Rose Daughter (1978)

McKinley - RoseMcKinley revisits her retelling of Beauty and the Beast, in what she considers to be the superior of the two. I agree with her book-borrowing fans, though, that this is not the case. Rose Daughter is too… well, just too. There is too much angst in the family at the outset, although this is more in keeping with the two selfish older sisters of the original tale, and after their financial fall, the girls becomes better friends, as is true in Beauty. What Rose Daughter is too, mostly, is overladen with allusion. We do not perceive in it the simplicity of the magic fairy tale world that Beauty presents us with; it is far more a medieval fantasy of sorcerers and social politics, of ways of magic that McKinley has instilled in her own text that do not have a source in fairy tale trope. And in the end, we are not given the satisfactory return to humanity for the Beast. Perhaps this message is powerful in one way—Beauty does not demand beauty of her spouse—but at the same time, it narratively untenable, for why would the magic-believing villagers welcome the Beast, in all his beastliness, as Beauty’s husband? McKinley posits an explanation, but it does not convince. I think the final shortcoming I need mention is that the balance is off. in Rose Daughter, we spend far too much time in Beauty’s mind, her experience, to get to know the Beast as we do in Beauty; nor is the magic personified, bringing both mystery and emotional solace to Beauty in her plight. The result is a longer, less gripping tale, definitely for older readers, but not more powerful for being more mature in nature.

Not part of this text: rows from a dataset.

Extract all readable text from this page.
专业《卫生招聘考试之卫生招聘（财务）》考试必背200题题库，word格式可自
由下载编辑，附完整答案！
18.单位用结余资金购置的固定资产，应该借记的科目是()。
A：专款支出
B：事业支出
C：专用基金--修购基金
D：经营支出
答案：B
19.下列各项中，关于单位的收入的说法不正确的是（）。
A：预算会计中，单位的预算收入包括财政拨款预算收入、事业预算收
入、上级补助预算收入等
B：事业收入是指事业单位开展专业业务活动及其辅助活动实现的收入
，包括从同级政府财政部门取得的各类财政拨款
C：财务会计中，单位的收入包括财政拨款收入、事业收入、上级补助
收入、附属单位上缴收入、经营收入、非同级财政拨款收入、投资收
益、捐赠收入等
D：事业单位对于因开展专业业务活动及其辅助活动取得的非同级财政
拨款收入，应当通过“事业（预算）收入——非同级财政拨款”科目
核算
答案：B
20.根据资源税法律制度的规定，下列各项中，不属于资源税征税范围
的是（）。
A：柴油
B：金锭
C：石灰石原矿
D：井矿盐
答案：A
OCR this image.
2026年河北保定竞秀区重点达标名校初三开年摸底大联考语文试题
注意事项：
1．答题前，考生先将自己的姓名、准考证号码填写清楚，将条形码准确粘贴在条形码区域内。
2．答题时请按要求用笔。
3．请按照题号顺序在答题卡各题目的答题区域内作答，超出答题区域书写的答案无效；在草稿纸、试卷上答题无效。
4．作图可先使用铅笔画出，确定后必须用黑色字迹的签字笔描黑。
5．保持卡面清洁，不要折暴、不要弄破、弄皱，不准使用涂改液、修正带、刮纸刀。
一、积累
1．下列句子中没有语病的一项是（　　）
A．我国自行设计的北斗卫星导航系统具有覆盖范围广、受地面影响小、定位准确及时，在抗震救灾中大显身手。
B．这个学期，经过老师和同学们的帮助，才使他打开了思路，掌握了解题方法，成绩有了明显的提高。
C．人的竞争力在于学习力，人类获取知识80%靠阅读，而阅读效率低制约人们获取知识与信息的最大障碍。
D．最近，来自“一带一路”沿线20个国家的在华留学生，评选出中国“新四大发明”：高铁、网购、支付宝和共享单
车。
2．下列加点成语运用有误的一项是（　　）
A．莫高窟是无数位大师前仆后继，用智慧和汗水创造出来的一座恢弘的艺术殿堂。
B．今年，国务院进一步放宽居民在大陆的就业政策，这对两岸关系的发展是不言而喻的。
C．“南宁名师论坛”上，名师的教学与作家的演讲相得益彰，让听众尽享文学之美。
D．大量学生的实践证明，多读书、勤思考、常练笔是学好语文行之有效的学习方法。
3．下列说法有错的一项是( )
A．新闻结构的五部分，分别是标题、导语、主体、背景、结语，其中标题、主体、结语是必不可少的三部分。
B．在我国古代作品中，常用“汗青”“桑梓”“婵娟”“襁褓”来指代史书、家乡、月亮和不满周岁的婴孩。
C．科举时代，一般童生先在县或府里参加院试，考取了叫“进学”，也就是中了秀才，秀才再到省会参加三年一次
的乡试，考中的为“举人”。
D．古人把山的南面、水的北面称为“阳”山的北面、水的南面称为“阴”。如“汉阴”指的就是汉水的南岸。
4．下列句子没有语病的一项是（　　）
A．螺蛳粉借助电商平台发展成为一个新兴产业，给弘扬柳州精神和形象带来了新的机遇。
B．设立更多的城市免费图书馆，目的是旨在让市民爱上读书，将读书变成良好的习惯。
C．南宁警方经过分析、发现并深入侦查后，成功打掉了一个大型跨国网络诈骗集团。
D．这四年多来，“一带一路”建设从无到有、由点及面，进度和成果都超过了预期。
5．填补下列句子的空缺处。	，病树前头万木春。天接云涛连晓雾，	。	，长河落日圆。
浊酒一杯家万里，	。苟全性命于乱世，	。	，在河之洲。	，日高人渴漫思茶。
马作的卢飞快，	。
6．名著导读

The Princess Academy (2005), by Shannon Hale

Hale-Princess AcademyThis is a surprisingly refreshing twist to the standard “rags to riches” Cinderella plot.  Our heroine is sent with the other girls from her poor mountain village to a “princess academy” to learn manners and etiquette, as the priests have prophesied (as they do unerringly) that the next princess would come from this village.  The story is largely about the dynamics between the girls, and the lessons they learn—both from books and from each other.  What makes this tale so refreshing is that Miri, the protagonist, is uncertain whether or not she wants to be princess, although she knows she wants to best the school bully for other reasons.  Her learning brings knowledge and prosperity in commerce to her village, and happiness to herself and her friends.  The outcome of the story is not easily anticipated, but is welcome in its appropriateness for the characters Hale has created for us.

Stardust (1998), by Neil Gaiman

A star falls in Faërie, and is hunted by three separate individuals for their own gain.  This story is an original plot line, although like other magical fantasies it combines a number of known tropes and mythologies. Like Gaiman’s Neverwhere, the audience is not well defined: the style is very much in keeping with the narrative voice and fairy-story style of Diana Wynne Jones’s Howl’s Moving Castle, which makes it seem like a children’s or very young adult novel, while the content (descriptive [although not graphic] passages of a sexual nature, for example) place it on the adult shelves in most bookstores. Wikipedia asserts that this is the “first solo prose novel by Gaiman,” but I think I would consider that NeverwhereStardust was in the first instance a “novel with pictures,” serially published in comic/graphic novel form; then a hardcover novel without images; then a 2007 movie which, while necessarily different, is as entertaining and engaging as the print versions (in my estimation).